80.
La botella de aguardiente se va vaciando, y cuando Ambrosio quiere darse cuenta tiene en la cabeza un ruido que no se parece en nada al de los amotinados en la Verja, donde algunos gritos se emparentan con los vidrios rotos.
—Sulfatos —repite el hombre—. Un material muy agropecuario y de mucha demanda provincial, pero el negocio se fue a pique por lo que acabo de confesarles, la traición de quienes pisaron la confianza por el capricho de una pasión incestuosa. La lujuria, ya lo saben ustedes, tiene esa aspereza de la maldad cuando se pierde el respeto debido. La lujuria es un vicio. Una esposa lasciva, un hermano lúbrico y, al fin, la deshonestidad que echa a perder un negocio honorable, y muy rentable, dicho sea de paso.
El ruido concita el mareo. Es un ruido sordo, que puede rememorar el que en muchos atardeceres se esparce entre los árboles de Alcidia, como si la vegetación crujiera igual que los muebles viejos. Las retamas también lo esparcen y en las lindes del Bosque se pierden los ecos de las verdascas rotas que tiemblan en los oídos de Ambrosio, siempre temeroso de que alguna alimaña se acerque al chamizo.
—Ésta es la llave de Comandante Artesa —dice el hombre, dándosela a Carpo—. El cuarenta y dos queda aquí cerca, donde la Peletería Polar. El principal tiene sólo una puerta, no hay otra mano. El trato empieza con esa encomienda, quiero saber a ciencia cierta la eficacia del ácido sulfúrico. La fumigación no es una venganza, se lo juro. Sencillamente he querido ser fiel a esta empresa agraria, a la química y a la sal mineral que tantos beneficios me produjo. Yo no soy el envenenador de Castillejo, ni me siento capaz de matar a un pardal con una escopeta de aire comprimido. Tampoco se trata del honor. Voy a sulfatar mi vida con la misma predisposición. Me voy voluntariamente al otro barrio. Pero ésa es la segunda parte del trato. Para ésa los emplazo, una vez que ustedes hayan hecho las comprobaciones pertinentes, el cómputo de los cadáveres.
Ambrosio siente los efluvios del aguardiente como una emanación que nubla ligeramente la cabeza, cuando los ruidos parecen ceder, aunque en la Verja no acaban de estallar los vasos y las botellas.
—¿Su amigo se entera de la tostada?… —quiere saber el hombre, que en ningún momento dejó de estar a la espalda de Ambrosio.
Carpo asiente.
—Es el socio que necesito, no se preocupe. La discreción está garantizada y en el precio convenido va a tener lo que merece. Yo no me valgo en Balma con la pericia con que él lo hace. Estoy acostumbrado a otras urbes de más postín y tamaño. Las horas siempre las contabilicé por el Meridiano de Greenwich y en cuestiones de capitalismo soy cosmopolita.
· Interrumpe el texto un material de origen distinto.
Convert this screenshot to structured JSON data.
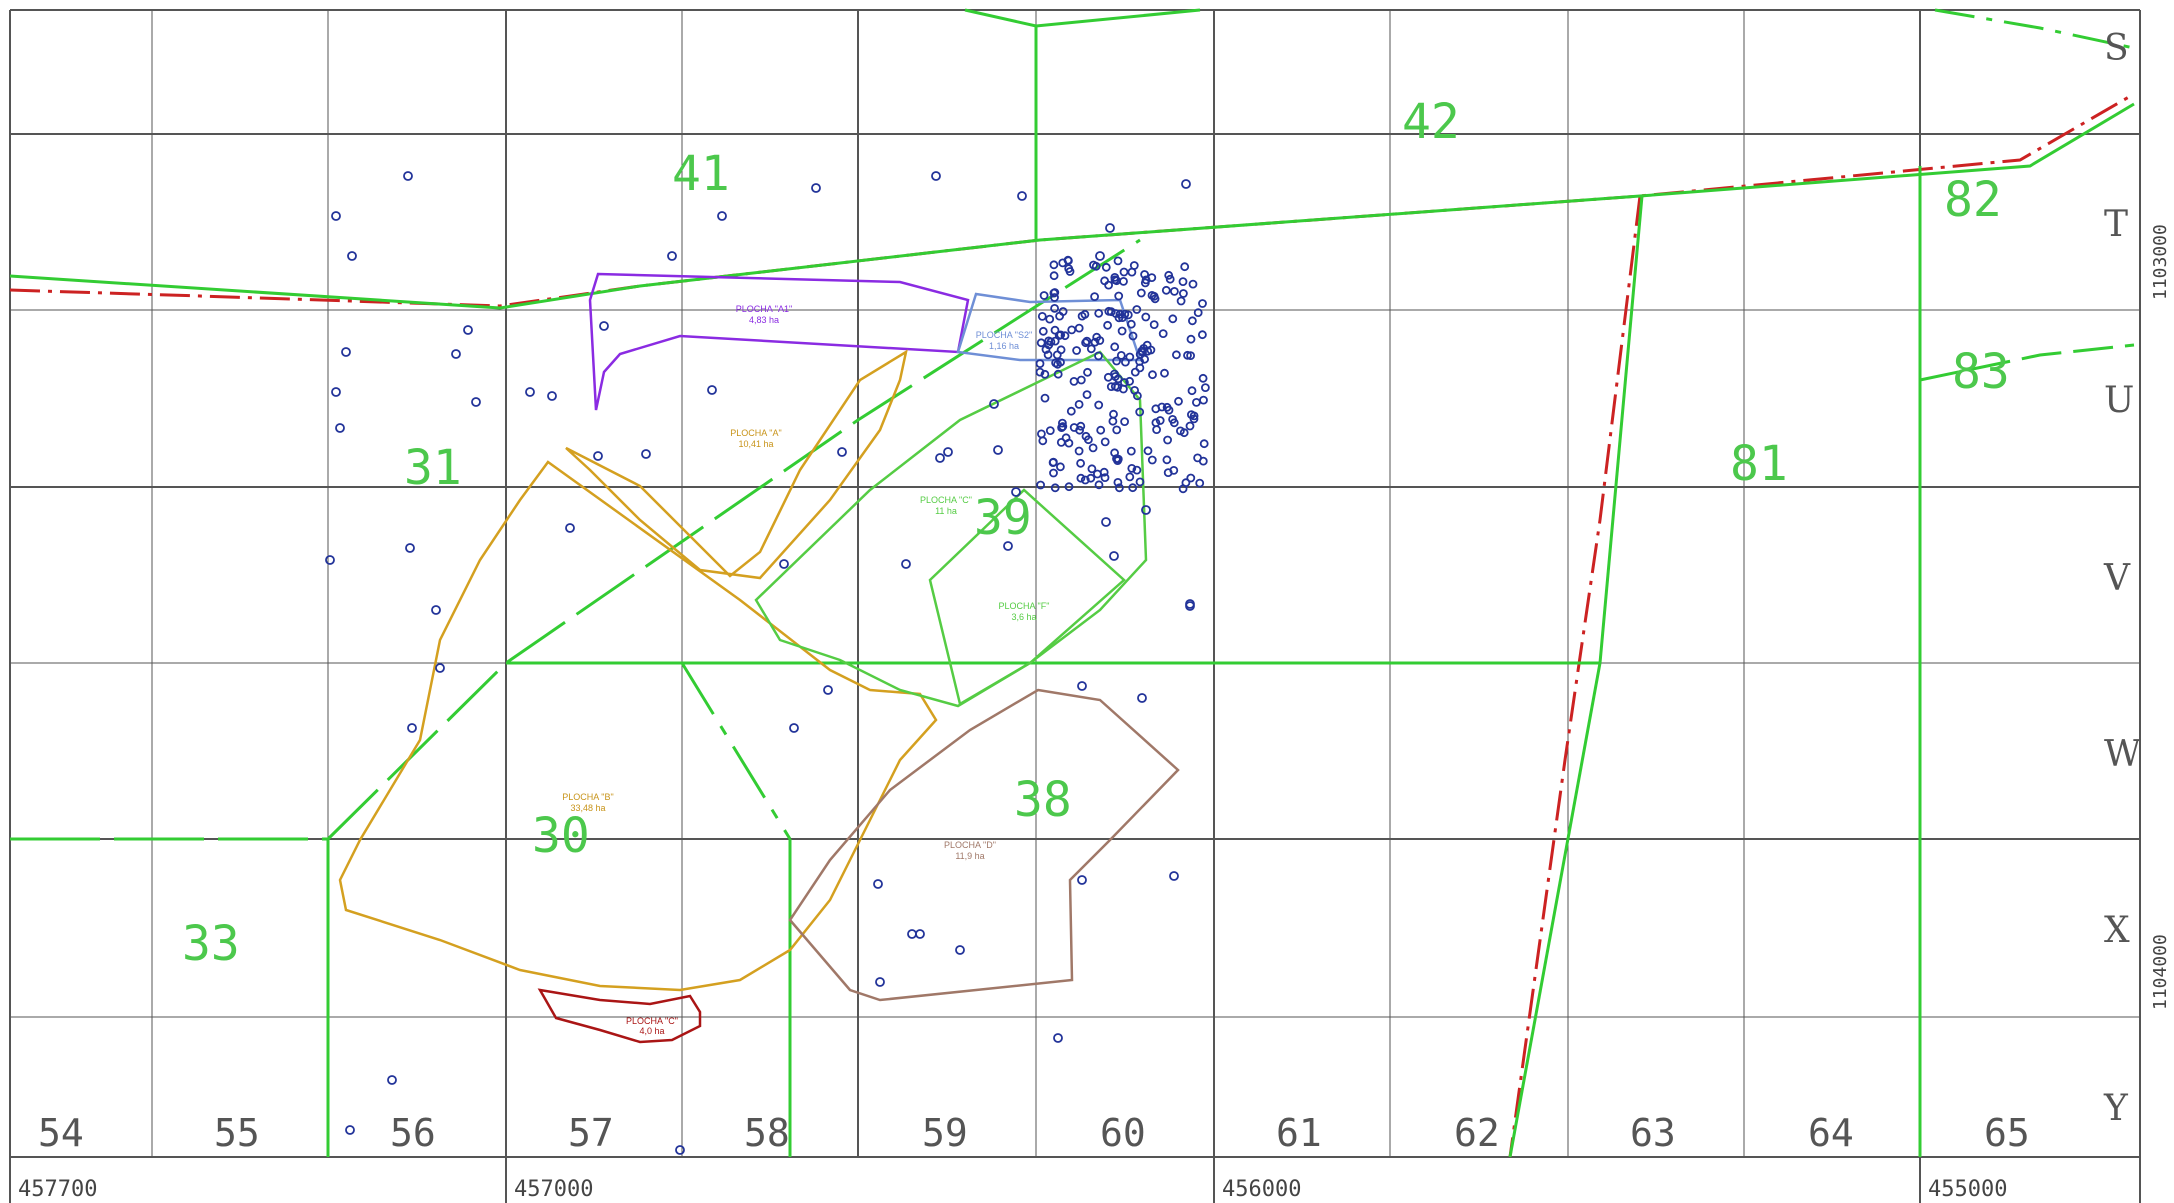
{
  "map": {
    "column_labels": [
      "54",
      "55",
      "56",
      "57",
      "58",
      "59",
      "60",
      "61",
      "62",
      "63",
      "64",
      "65"
    ],
    "row_labels": [
      "S",
      "T",
      "U",
      "V",
      "W",
      "X",
      "Y"
    ],
    "bottom_coords": [
      "457700",
      "457000",
      "456000",
      "455000"
    ],
    "side_coords": [
      "1103000",
      "1104000"
    ],
    "section_labels": [
      "41",
      "42",
      "82",
      "83",
      "81",
      "31",
      "39",
      "38",
      "30",
      "33"
    ],
    "plots": {
      "a1": {
        "name": "PLOCHA \"A1\"",
        "area": "4,83 ha"
      },
      "s2": {
        "name": "PLOCHA \"S2\"",
        "area": "1,16 ha"
      },
      "a": {
        "name": "PLOCHA \"A\"",
        "area": "10,41 ha"
      },
      "c1": {
        "name": "PLOCHA \"C\"",
        "area": "11 ha"
      },
      "f": {
        "name": "PLOCHA \"F\"",
        "area": "3,6 ha"
      },
      "b": {
        "name": "PLOCHA \"B\"",
        "area": "33,48 ha"
      },
      "d": {
        "name": "PLOCHA \"D\"",
        "area": "11,9 ha"
      },
      "c": {
        "name": "PLOCHA \"C\"",
        "area": "4,0 ha"
      }
    },
    "colors": {
      "grid": "#555555",
      "section_line": "#33cc33",
      "boundary_red": "#cc2222",
      "plot_a1": "#8a2be2",
      "plot_s2": "#6f8fd6",
      "plot_a_b": "#d4a020",
      "plot_d": "#a07868",
      "plot_c": "#aa1515",
      "plot_green": "#55cc44",
      "points": "#223399"
    }
  }
}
—Me gusta la gente así, que no se anda con chiquitas, y tampoco me importa que el que quiera eche una cana al aire, pero la formalidad en los negocios y la fidelidad conyugal son sagradas. No me puse a sulfatar por cuestiones profesionales, la plaga podía envilecerme pero no me cegaba. He vendido también muchos nitratos.
—Yo vendí el alma, ya ve qué contingencia. La mala suerte elaboró el destino de la mala vida. Tengo estudios y mala voluntad. La inclinación de quien estuvo en la calle desde que dejó de mamar.
El hombre se pone de pie. Ambrosio puede adivinar un rostro en la oscuridad estrepitosa de la Verja, pero es incapaz de determinar los perfiles y el matiz de los ojos, que también deben de tener la humedad del aguardiente.
—En dos horas —dice el hombre—. La Puerta de la Santa Espita, la más pequeña del ábside de la Colegiata. No sé si aquí el amigo tendrá la fuerza necesaria. Habrá una barra preparada, de esa menudencia ya me encargué. Se trata del sepulcro más elegante, no lo hay igual en el catálogo del patrimonio artístico, puestos a elegir no me resigné a andarme por las ramas. Es el del Rey Dolido.
—No lo dude —asegura Carpo—. Entre los dos nos valemos y nos sobramos. No es el primer trabajo de peso que nos cae encima.
—En Comandante Artesa, mucho ojo y nada más. La mera comprobación. Yo no quiero irme al otro barrio sin saber que están definitivamente tiesos.
—¿Es que lo duda?…
—Hay ácidos que los proveedores facilitan en malas condiciones. La química no siempre es de fiar.